Jobs website Indeed is doubling the size of its European HQ in Dublin

The firm has racked up major losses in its local arm, but it still has plenty of cash to play with.

By Fora Staff

THE WORLD’S LARGEST jobs-listing website, Indeed, plans to double its staff in Ireland over the next two years.

The company today announced that it will hire 500 extra employees to add to its existing headcount of 530.

Indeed first established its Dublin office in March 2012 and the firm now runs its EMEA (Europe, Middle East and Africa) operations from the Irish base.

The company has already started recruiting staff for sales, client services, HR, business development, marketing, finance, strategy and operations roles.

Indeed president Chris Hyams said: “Having our EMEA hub in Dublin is the natural choice given the large pool of high-skilled talent both locally and from the rest of Europe.”

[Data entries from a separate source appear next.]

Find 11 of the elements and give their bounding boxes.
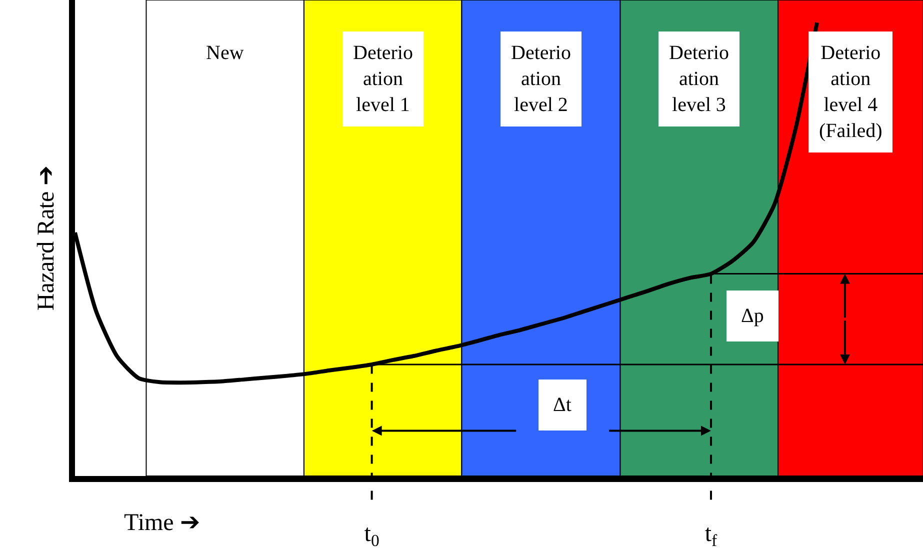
annotation: Deterio ation level 1 bbox=[353, 42, 413, 116]
annotation: Δt bbox=[553, 394, 572, 416]
x-axis-title: Time ➔ bbox=[124, 510, 200, 536]
annotation: New bbox=[206, 42, 244, 64]
annotation: Deterio ation level 4 (Failed) bbox=[819, 42, 882, 142]
x-tick-label: t$_{f}$ bbox=[704, 520, 718, 550]
annotation: Δp bbox=[741, 305, 764, 327]
y-axis-title: Hazard Rate ➔ bbox=[34, 165, 60, 311]
annotation: Deterio ation level 3 bbox=[669, 42, 729, 116]
x-tick-label: t$_{0}$ bbox=[364, 520, 380, 550]
annotation: Deterio ation level 2 bbox=[511, 42, 571, 116]
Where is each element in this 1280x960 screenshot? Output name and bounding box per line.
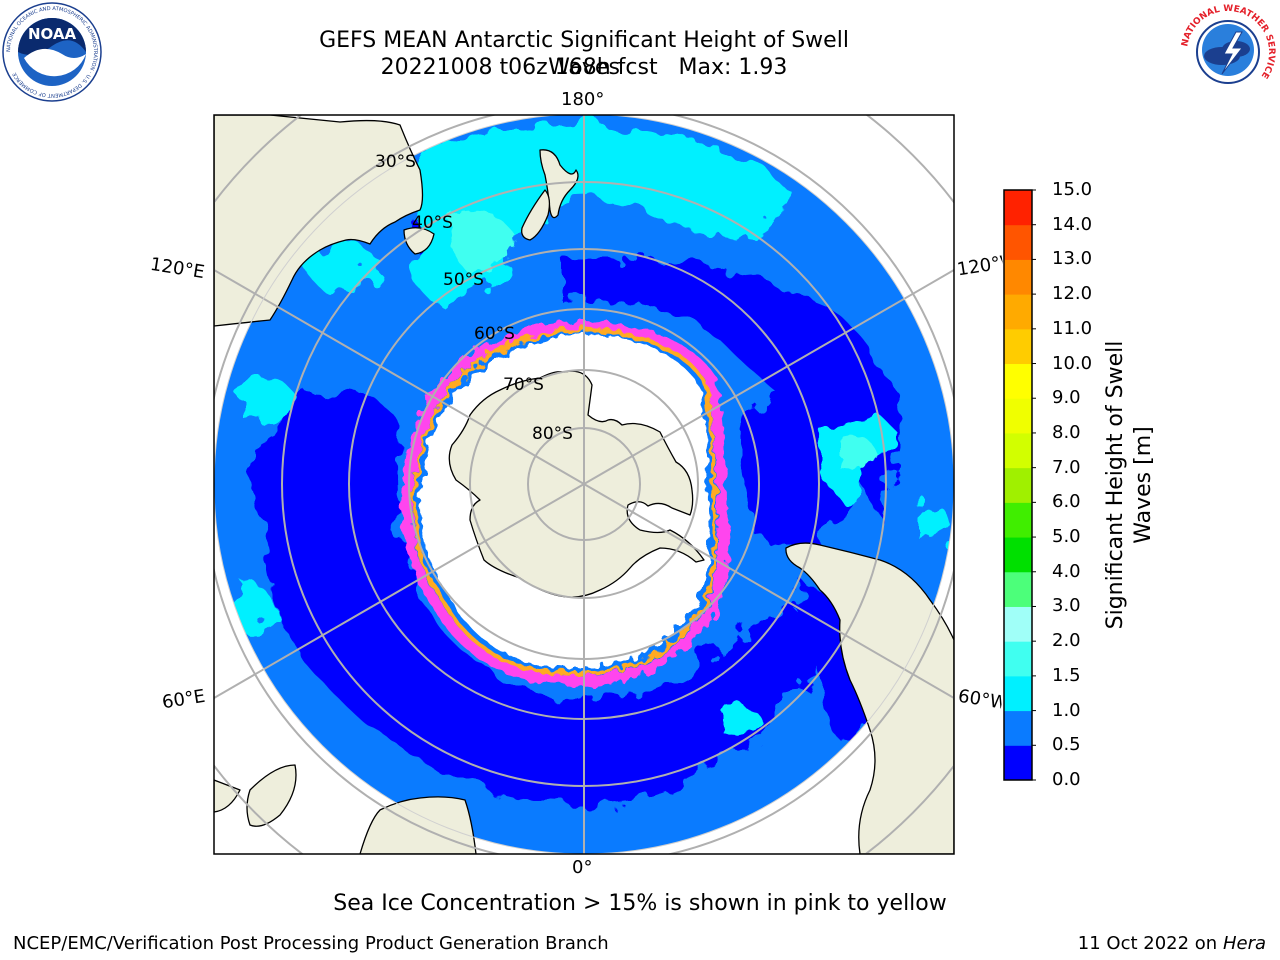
colorbar-segment [1004, 259, 1032, 295]
colorbar-tick-label: 0.5 [1052, 734, 1081, 756]
colorbar-tick-label: 4.0 [1052, 560, 1081, 582]
colorbar-tick-label: 8.0 [1052, 421, 1081, 443]
colorbar-segment [1004, 432, 1032, 469]
noaa-logo: NATIONAL OCEANIC AND ATMOSPHERIC ADMINIS… [2, 2, 102, 102]
nws-logo: NATIONAL WEATHER SERVICE [1179, 3, 1277, 101]
colorbar-tick-label: 3.0 [1052, 595, 1081, 617]
colorbar-tick-label: 0.0 [1052, 769, 1081, 790]
antarctica [448, 370, 705, 598]
new-zealand-south [521, 189, 551, 241]
colorbar-tick-label: 1.5 [1052, 664, 1081, 686]
lat-label-50s: 50°S [443, 270, 484, 290]
colorbar-segment [1004, 363, 1032, 399]
lat-label-60s: 60°S [474, 324, 515, 344]
colorbar-tick-label: 1.0 [1052, 699, 1081, 721]
colorbar-segment [1004, 328, 1032, 365]
colorbar-tick-label: 14.0 [1052, 213, 1093, 235]
chart-title: GEFS MEAN Antarctic Significant Height o… [319, 28, 849, 80]
colorbar-tick-label: 12.0 [1052, 283, 1093, 305]
colorbar-segment [1004, 571, 1032, 607]
chart-subtitle: 20221008 t06z 168h fcst Max: 1.93 [380, 55, 788, 80]
lon-label-0: 0° [572, 857, 593, 878]
colorbar-segment [1004, 502, 1032, 538]
colorbar-segment [1004, 224, 1032, 260]
land-masses [214, 115, 954, 854]
colorbar-segment [1004, 745, 1032, 781]
colorbar-tick-label: 5.0 [1052, 526, 1081, 548]
sea-ice-note: Sea Ice Concentration > 15% is shown in … [333, 891, 947, 916]
footer-credit: NCEP/EMC/Verification Post Processing Pr… [13, 933, 609, 954]
colorbar-tick-label: 6.0 [1052, 491, 1081, 513]
colorbar-segment [1004, 675, 1032, 712]
colorbar-tick-label: 2.0 [1052, 630, 1081, 652]
australia [214, 115, 424, 327]
footer-date-text: 11 Oct 2022 on [1077, 933, 1223, 954]
lat-label-40s: 40°S [412, 213, 453, 233]
colorbar-frame [1003, 189, 1033, 781]
colorbar-segment [1004, 710, 1032, 746]
lat-label-30s: 30°S [375, 152, 416, 172]
colorbar-segment [1004, 467, 1032, 503]
colorbar-tick-label: 13.0 [1052, 248, 1093, 270]
colorbar-label: Significant Height of Swell Waves [m] [1103, 340, 1156, 630]
lat-label-70s: 70°S [503, 375, 544, 395]
colorbar [1003, 189, 1036, 781]
colorbar-tick-label: 9.0 [1052, 387, 1081, 409]
colorbar-segment [1004, 294, 1032, 330]
noaa-text: NOAA [28, 25, 77, 43]
colorbar-tick-label: 10.0 [1052, 352, 1093, 374]
colorbar-tick-label: 7.0 [1052, 456, 1081, 478]
colorbar-tick-label: 11.0 [1052, 317, 1093, 339]
south-america [785, 499, 954, 854]
colorbar-segment [1004, 190, 1032, 226]
footer-host: Hera [1222, 933, 1266, 954]
madagascar [246, 764, 297, 827]
graticule [214, 115, 954, 854]
colorbar-segment [1004, 537, 1032, 573]
footer-date: 11 Oct 2022 on Hera [1078, 933, 1266, 954]
lon-label-180: 180° [561, 89, 605, 110]
tasmania [403, 227, 435, 255]
colorbar-tick-label: 15.0 [1052, 179, 1093, 200]
lat-label-80s: 80°S [532, 424, 573, 444]
colorbar-segment [1004, 606, 1032, 642]
colorbar-segment [1004, 398, 1032, 434]
colorbar-segment [1004, 641, 1032, 677]
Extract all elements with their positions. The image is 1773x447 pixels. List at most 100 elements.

The company added that it had 19 nationalities represented in its local office.

Losses

According to the most recent accounts for the firm’s main Irish company, it had an average of 452 staff on the books during 2015, more than double the figure for a year earlier. The vast bulk of the workforce was employed in sales and marketing.

The company reported revenue of €144.2 million in 2015, up from €78.8 million the previous year. However, after administrative expenses of €202.6 million, it booked a loss for the year of €69.6 million.

The directors’ report said: “As the group is still implementing a strategy of expansion, the continuing operation of the group and company is dependent on the continued support from its parent company.”

The report noted the parent firm “has the ability to continue this support”, with cash on hand worth more than €2.2 billion.

Founded in 2004, the Austin, Texas-based jobs board has sites in more than 60 countries and 28 languages and is visited by 200 million people a month.

As well as showing paid listings, Indeed also aggregates ads from other sources such as jobs boards and company web pages.